Question

A damped harmonic oscillator has an amplitude that reduces to half in 10 seconds. What will be the amplitude after 30 seconds?

• A. \( \frac{1}{4} \) of original amplitude
• B. \( \frac{1}{8} \) of original amplitude
• C. \( \frac{1}{16} \) of original amplitude
• D. \( \frac{1}{2} \) of original amplitude

Hint:

\textbf{Tip:} In damped SHM, use \( A(t) = A_0 e^{-bt} \); halving time gives exponential decay constant.

Answer 1

The Correct Option is B

To solve this problem, we need to understand the behavior of a damped harmonic oscillator. The amplitude of such an oscillator decreases exponentially over time. The relationship can be expressed as:

\( A(t) = A_0 e^{-\lambda t} \)

where:

• \( A(t) \) is the amplitude at time \( t \).
• \( A_0 \) is the initial amplitude.
• \( \lambda \) is the damping coefficient.
• \( e \) is the base of the natural logarithm.

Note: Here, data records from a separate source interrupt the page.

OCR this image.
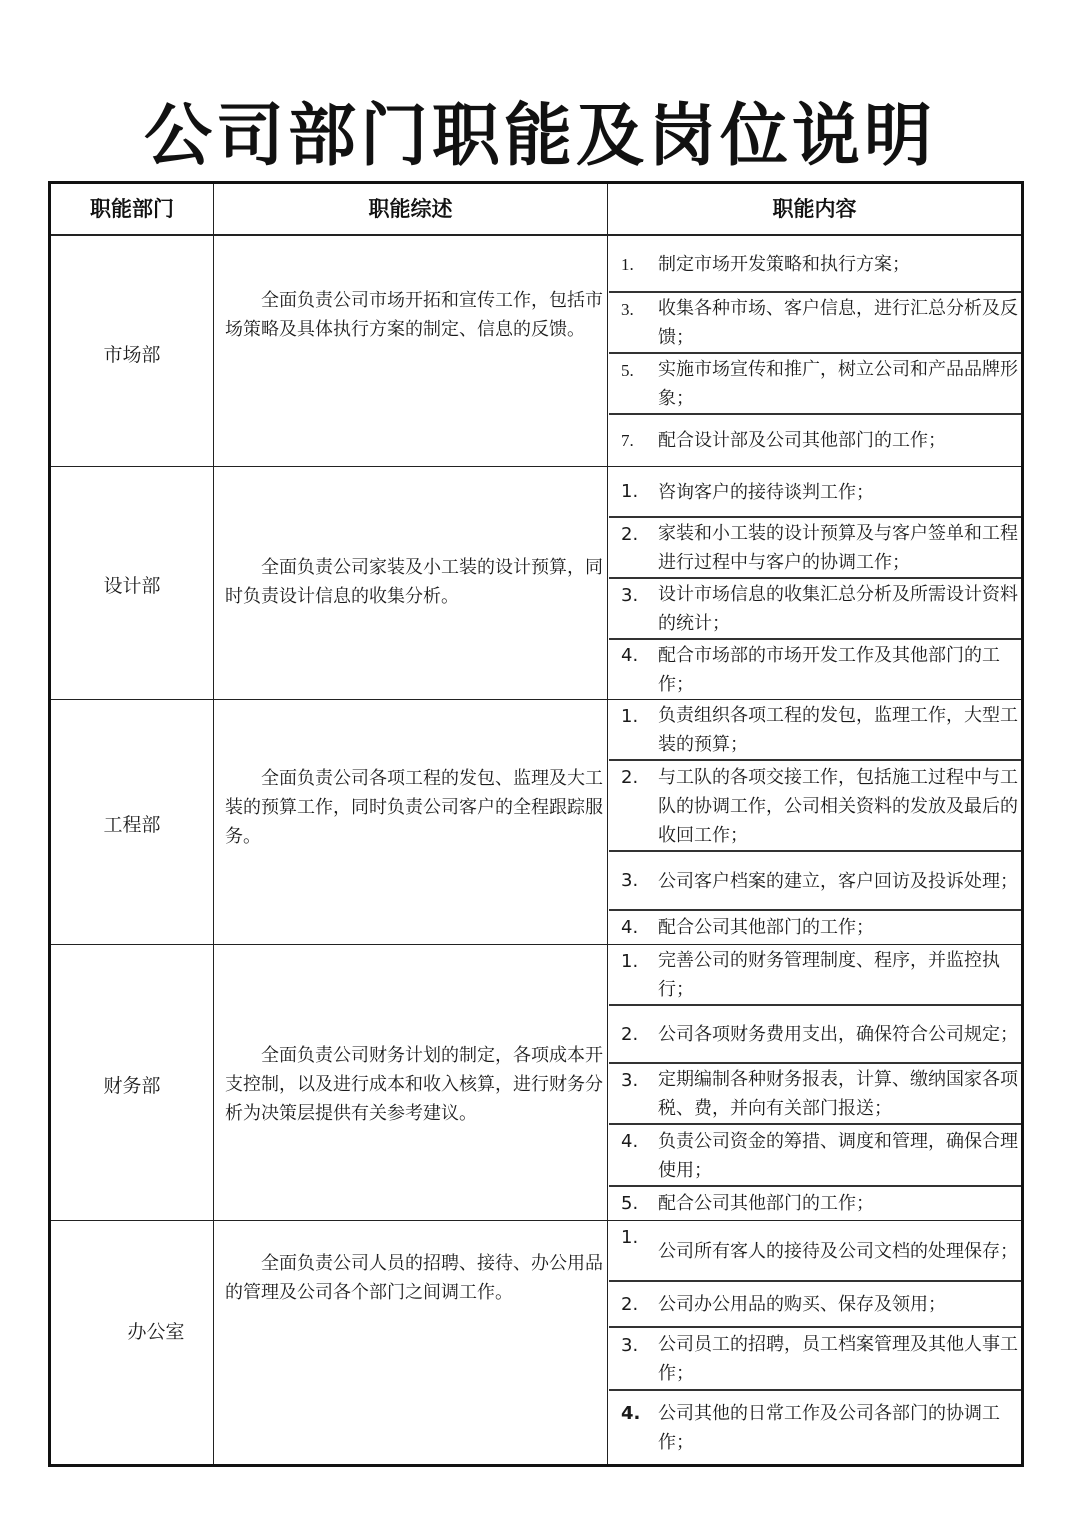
公司部门职能及岗位说明
职能部门	职能综述	职能内容
市场部
全面负责公司市场开拓和宣传工作，包括市场策略及具体执行方案的制定、信息的反馈。
1. 制定市场开发策略和执行方案；
3. 收集各种市场、客户信息，进行汇总分析及反馈；
5. 实施市场宣传和推广，树立公司和产品品牌形象；
7. 配合设计部及公司其他部门的工作；
设计部
全面负责公司家装及小工装的设计预算，同时负责设计信息的收集分析。
1. 咨询客户的接待谈判工作；
2. 家装和小工装的设计预算及与客户签单和工程进行过程中与客户的协调工作；
3. 设计市场信息的收集汇总分析及所需设计资料的统计；
4. 配合市场部的市场开发工作及其他部门的工作；
工程部
全面负责公司各项工程的发包、监理及大工装的预算工作，同时负责公司客户的全程跟踪服务。
1. 负责组织各项工程的发包，监理工作，大型工装的预算；
2. 与工队的各项交接工作，包括施工过程中与工队的协调工作，公司相关资料的发放及最后的收回工作；
3. 公司客户档案的建立，客户回访及投诉处理；
4. 配合公司其他部门的工作；
财务部
全面负责公司财务计划的制定，各项成本开支控制，以及进行成本和收入核算，进行财务分析为决策层提供有关参考建议。
1. 完善公司的财务管理制度、程序，并监控执行；
2. 公司各项财务费用支出，确保符合公司规定；
3. 定期编制各种财务报表，计算、缴纳国家各项税、费，并向有关部门报送；
4. 负责公司资金的筹措、调度和管理，确保合理使用；
5. 配合公司其他部门的工作；
办公室
全面负责公司人员的招聘、接待、办公用品的管理及公司各个部门之间调工作。
1.
公司所有客人的接待及公司文档的处理保存；
2. 公司办公用品的购买、保存及领用；
3. 公司员工的招聘，员工档案管理及其他人事工作；
4. 公司其他的日常工作及公司各部门的协调工作；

Given that the amplitude reduces to half in 10 seconds, we can write the equation as:

\( \frac{1}{2}A_0 = A_0 e^{-\lambda \times 10} \)

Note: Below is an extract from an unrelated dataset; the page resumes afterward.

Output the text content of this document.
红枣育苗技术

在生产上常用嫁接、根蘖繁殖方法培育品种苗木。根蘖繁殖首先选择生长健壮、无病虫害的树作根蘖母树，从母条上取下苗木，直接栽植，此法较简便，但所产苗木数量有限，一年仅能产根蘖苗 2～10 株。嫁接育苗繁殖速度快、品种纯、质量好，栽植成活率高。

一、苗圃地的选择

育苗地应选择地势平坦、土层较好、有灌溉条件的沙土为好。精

Solving for \( \lambda \):

\( \frac{1}{2} = e^{-10\lambda} \)

Taking the natural logarithm on both sides:

\( \ln\left(\frac{1}{2}\right) = -10\lambda \)

This simplifies to:

\( \lambda = -\frac{\ln\left(\frac{1}{2}\right)}{10} = \frac{\ln(2)}{10} \)

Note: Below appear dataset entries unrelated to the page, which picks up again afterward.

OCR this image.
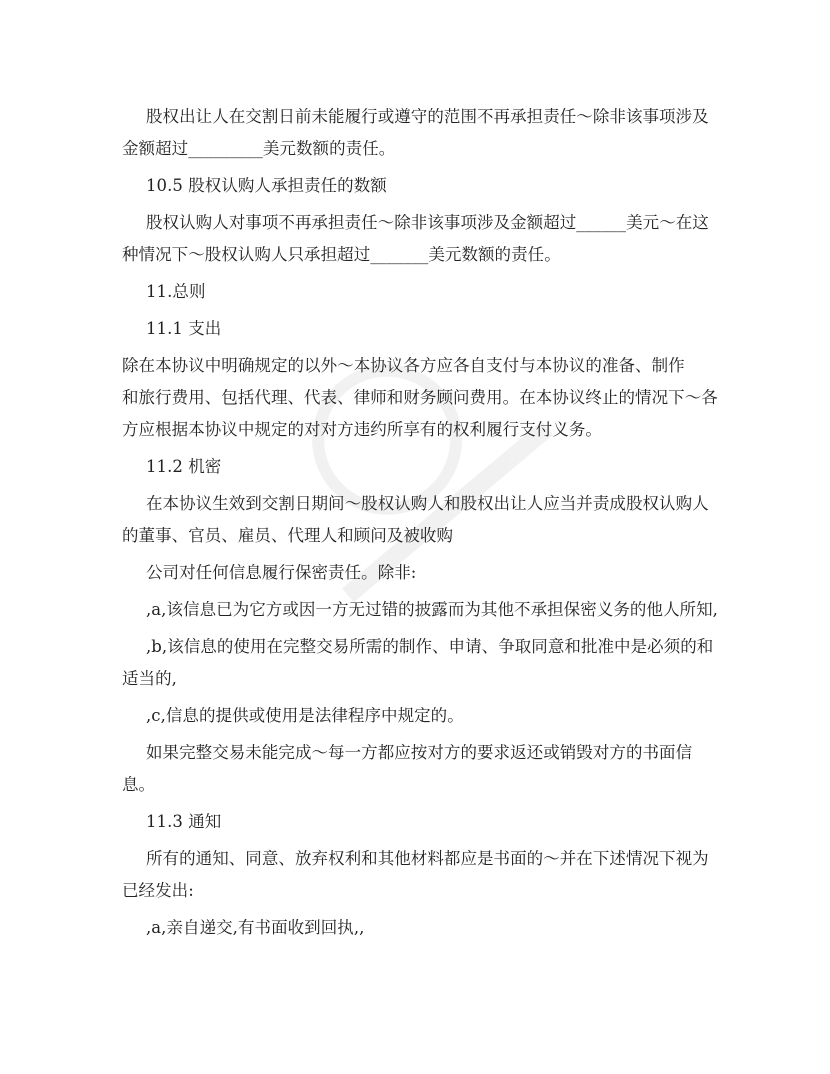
股权出让人在交割日前未能履行或遵守的范围不再承担责任～除非该事项涉及
金额超过_________美元数额的责任。
10.5 股权认购人承担责任的数额
股权认购人对事项不再承担责任～除非该事项涉及金额超过______美元～在这
种情况下～股权认购人只承担超过_______美元数额的责任。
11.总则
11.1 支出
除在本协议中明确规定的以外～本协议各方应各自支付与本协议的准备、制作
和旅行费用、包括代理、代表、律师和财务顾问费用。在本协议终止的情况下～各
方应根据本协议中规定的对对方违约所享有的权利履行支付义务。
11.2 机密
在本协议生效到交割日期间～股权认购人和股权出让人应当并责成股权认购人
的董事、官员、雇员、代理人和顾问及被收购
公司对任何信息履行保密责任。除非:
,a,该信息已为它方或因一方无过错的披露而为其他不承担保密义务的他人所知,
,b,该信息的使用在完整交易所需的制作、申请、争取同意和批准中是必须的和
适当的,
,c,信息的提供或使用是法律程序中规定的。
如果完整交易未能完成～每一方都应按对方的要求返还或销毁对方的书面信
息。
11.3 通知
所有的通知、同意、放弃权利和其他材料都应是书面的～并在下述情况下视为
已经发出:
,a,亲自递交,有书面收到回执,,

Now, we find the amplitude after 30 seconds. The equation becomes:

\( A(30) = A_0 e^{-\lambda \times 30} \)

Substituting \( \lambda \):

\( A(30) = A_0 e^{-\frac{30 \ln(2)}{10}} = A_0 e^{-3 \ln(2)} \)

Recognizing that \( e^{-\ln(2)} = \frac{1}{2} \), thus \( e^{-3 \ln(2)} = \left(\frac{1}{2}\right)^3 \):

\( A(30) = A_0 \left(\frac{1}{2}\right)^3 = A_0 \times \frac{1}{8} \)

Therefore, the amplitude after 30 seconds will be \( \frac{1}{8} \) of the original amplitude.

Answer 2

Amplitude decays exponentially in damped SHM: \[ A(t) = A_0 e^{-bt} \] Given: \[ A(10) = \frac{A_0}{2} = A_0 e^{-10b} \Rightarrow e^{-10b} = \frac{1}{2} \] Take log: \[ -10b = \ln\left(\frac{1}{2}\right) = -\ln 2 \Rightarrow b = \frac{\ln 2}{10} \]  Find \( A(30) \): \[ A(30) = A_0 e^{-30b} = A_0 e^{-3\ln 2} = A_0 \cdot 2^{-3} = \frac{A_0}{8} \]